Gesetze / Landesrecht Brandenburg / Hygienefachkraft-Weiterbildungsverordnung
HygWBV§ 3 Weiterbildungsstätten
(1) Die Weiterbildung wird an Weiterbildungsstätten durchgeführt, die für das Weiterbildungsgebiet Hygienefachkraft staatlich anerkannt sind.
(2) Eine Weiterbildungsstätte wird auf Antrag bei der zuständigen Behörde gemäß der Verordnung zur Bestimmung der Zuständigkeiten für Fachberufe im Gesundheitswesen vom 25. Januar 2016 (GVBl. I Nr. 5 S. 24) in der jeweils geltenden Fassung für die Weiterbildung zur Hygienefachkraft staatlich anerkannt, wenn sie
an mindestens ein Krankenhaus angegliedert ist oder mit mindestens einem Krankenhaus zusammenarbeitet, das die Anforderungen an die angeleitete praktische Weiterbildung gemäß § 2 Absatz 3 Nummer 2 und Absatz 5 erfüllt,
für die angeleitete praktische Weiterbildung gemäß Anlage 1 Teil B eine ausreichende Anzahl an Weiterbildungsplätzen mit Hygienefachkräften für die Praxisanleitung nachweist, die mindestens ein Jahr Berufserfahrung als Hygienefachkraft haben und nach Möglichkeit eine berufspädagogische Zusatzqualifikation für die Praxisanleitung nachweisen,
auf der Grundlage der Anlage 1 für die theoretische Weiterbildung und für die angeleitete praktische Weiterbildung inhaltlich und zeitlich differenzierte Lehrpläne und Praktikumsprogramme vorlegt und
die Voraussetzungen der §§ 4 und 5 erfüllt.

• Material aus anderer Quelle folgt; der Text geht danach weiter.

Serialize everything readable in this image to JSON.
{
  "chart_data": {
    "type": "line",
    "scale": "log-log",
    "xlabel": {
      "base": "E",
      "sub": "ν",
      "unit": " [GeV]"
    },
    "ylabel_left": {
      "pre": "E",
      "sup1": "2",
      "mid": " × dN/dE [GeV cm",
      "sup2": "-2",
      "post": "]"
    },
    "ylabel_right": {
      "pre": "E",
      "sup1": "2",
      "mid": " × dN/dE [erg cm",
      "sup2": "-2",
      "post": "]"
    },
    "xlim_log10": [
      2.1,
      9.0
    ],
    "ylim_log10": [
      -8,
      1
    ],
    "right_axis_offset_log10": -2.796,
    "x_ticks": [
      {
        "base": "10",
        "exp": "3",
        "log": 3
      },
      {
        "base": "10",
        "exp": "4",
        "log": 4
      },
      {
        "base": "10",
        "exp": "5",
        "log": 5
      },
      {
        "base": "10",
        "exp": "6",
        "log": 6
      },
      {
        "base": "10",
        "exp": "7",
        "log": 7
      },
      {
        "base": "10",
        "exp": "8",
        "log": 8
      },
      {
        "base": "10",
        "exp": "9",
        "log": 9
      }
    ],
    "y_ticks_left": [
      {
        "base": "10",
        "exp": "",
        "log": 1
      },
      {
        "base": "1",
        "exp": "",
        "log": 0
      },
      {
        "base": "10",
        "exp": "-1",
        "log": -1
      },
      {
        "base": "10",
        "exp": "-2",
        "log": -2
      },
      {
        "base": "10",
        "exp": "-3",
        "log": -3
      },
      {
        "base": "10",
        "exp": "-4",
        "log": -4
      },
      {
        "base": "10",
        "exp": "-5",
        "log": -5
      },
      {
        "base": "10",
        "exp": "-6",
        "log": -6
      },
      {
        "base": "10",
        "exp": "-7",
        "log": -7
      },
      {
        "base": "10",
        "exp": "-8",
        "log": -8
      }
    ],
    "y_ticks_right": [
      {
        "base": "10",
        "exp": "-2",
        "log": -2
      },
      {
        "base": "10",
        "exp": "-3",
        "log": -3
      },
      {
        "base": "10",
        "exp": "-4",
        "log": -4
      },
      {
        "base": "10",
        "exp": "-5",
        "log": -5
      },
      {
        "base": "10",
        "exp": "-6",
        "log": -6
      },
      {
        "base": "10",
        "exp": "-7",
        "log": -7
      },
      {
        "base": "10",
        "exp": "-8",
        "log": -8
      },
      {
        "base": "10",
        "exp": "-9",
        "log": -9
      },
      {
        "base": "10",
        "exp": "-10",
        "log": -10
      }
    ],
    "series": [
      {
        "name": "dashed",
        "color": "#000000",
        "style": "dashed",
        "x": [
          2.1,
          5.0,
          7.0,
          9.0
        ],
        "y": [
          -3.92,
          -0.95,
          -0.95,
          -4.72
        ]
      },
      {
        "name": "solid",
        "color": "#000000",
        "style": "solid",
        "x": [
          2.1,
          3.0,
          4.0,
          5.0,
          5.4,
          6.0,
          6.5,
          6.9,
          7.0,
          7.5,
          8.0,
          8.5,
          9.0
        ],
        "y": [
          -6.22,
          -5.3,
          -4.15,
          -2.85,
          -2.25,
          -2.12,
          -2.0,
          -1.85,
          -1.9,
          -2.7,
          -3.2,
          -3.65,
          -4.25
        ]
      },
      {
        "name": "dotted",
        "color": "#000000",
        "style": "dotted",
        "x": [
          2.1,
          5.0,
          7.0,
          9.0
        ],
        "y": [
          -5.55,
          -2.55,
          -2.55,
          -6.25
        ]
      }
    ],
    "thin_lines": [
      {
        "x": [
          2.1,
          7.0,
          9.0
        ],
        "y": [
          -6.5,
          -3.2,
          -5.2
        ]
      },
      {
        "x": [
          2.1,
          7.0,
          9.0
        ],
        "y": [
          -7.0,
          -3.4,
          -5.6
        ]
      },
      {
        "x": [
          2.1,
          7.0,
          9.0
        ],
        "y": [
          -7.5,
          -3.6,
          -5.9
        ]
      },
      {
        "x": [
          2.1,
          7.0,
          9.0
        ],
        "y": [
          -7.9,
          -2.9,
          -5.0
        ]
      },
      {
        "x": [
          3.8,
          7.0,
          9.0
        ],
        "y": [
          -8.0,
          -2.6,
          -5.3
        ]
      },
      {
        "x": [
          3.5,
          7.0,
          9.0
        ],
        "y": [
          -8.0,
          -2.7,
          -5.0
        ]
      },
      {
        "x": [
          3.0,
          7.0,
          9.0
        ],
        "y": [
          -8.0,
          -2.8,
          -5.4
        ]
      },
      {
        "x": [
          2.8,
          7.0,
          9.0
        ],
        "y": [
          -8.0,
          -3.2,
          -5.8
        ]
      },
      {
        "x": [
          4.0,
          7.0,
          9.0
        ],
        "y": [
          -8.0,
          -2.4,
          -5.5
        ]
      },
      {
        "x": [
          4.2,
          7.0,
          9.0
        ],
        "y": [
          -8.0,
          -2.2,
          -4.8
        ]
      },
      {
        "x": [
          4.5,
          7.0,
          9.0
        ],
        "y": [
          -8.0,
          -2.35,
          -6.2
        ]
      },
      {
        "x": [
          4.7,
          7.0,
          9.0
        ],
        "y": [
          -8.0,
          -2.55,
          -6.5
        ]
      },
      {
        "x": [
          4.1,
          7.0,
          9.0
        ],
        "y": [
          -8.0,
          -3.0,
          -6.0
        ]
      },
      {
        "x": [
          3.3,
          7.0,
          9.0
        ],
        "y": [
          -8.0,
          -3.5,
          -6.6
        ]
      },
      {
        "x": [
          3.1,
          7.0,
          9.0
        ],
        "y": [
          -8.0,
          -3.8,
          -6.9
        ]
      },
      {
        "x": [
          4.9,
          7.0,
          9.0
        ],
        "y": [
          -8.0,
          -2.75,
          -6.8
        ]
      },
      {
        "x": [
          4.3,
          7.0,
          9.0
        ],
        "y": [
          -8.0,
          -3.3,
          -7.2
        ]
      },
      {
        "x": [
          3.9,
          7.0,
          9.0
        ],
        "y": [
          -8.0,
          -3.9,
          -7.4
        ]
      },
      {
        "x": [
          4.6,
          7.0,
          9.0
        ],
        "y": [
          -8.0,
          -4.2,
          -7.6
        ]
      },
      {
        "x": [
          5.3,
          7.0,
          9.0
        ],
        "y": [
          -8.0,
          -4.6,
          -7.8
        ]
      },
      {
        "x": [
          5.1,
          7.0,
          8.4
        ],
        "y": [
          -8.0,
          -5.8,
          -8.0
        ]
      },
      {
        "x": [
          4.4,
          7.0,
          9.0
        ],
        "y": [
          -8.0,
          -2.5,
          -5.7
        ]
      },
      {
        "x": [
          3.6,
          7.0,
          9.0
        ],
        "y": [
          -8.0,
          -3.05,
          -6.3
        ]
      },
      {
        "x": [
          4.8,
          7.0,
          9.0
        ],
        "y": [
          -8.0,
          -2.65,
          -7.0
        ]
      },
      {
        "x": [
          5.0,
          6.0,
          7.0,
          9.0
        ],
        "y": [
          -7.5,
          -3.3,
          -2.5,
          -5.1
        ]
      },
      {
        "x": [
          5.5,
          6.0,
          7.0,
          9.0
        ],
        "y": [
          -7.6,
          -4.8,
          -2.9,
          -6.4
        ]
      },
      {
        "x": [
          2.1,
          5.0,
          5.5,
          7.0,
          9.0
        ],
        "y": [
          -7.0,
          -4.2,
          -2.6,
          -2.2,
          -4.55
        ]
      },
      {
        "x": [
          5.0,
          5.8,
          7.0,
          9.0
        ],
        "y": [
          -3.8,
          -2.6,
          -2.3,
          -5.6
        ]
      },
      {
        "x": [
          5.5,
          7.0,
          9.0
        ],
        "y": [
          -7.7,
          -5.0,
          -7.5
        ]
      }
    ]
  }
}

(3) Die Organisation der Weiterbildung obliegt der Leitung der Weiterbildungsstätte.
(4) Die Teilnehmerzahl für eine Weiterbildung soll 25 Personen nicht überschreiten.
(5) Vor Beginn der Weiterbildung ist den Bewerberinnen oder den Bewerbern eine persönliche Beratung anzubieten.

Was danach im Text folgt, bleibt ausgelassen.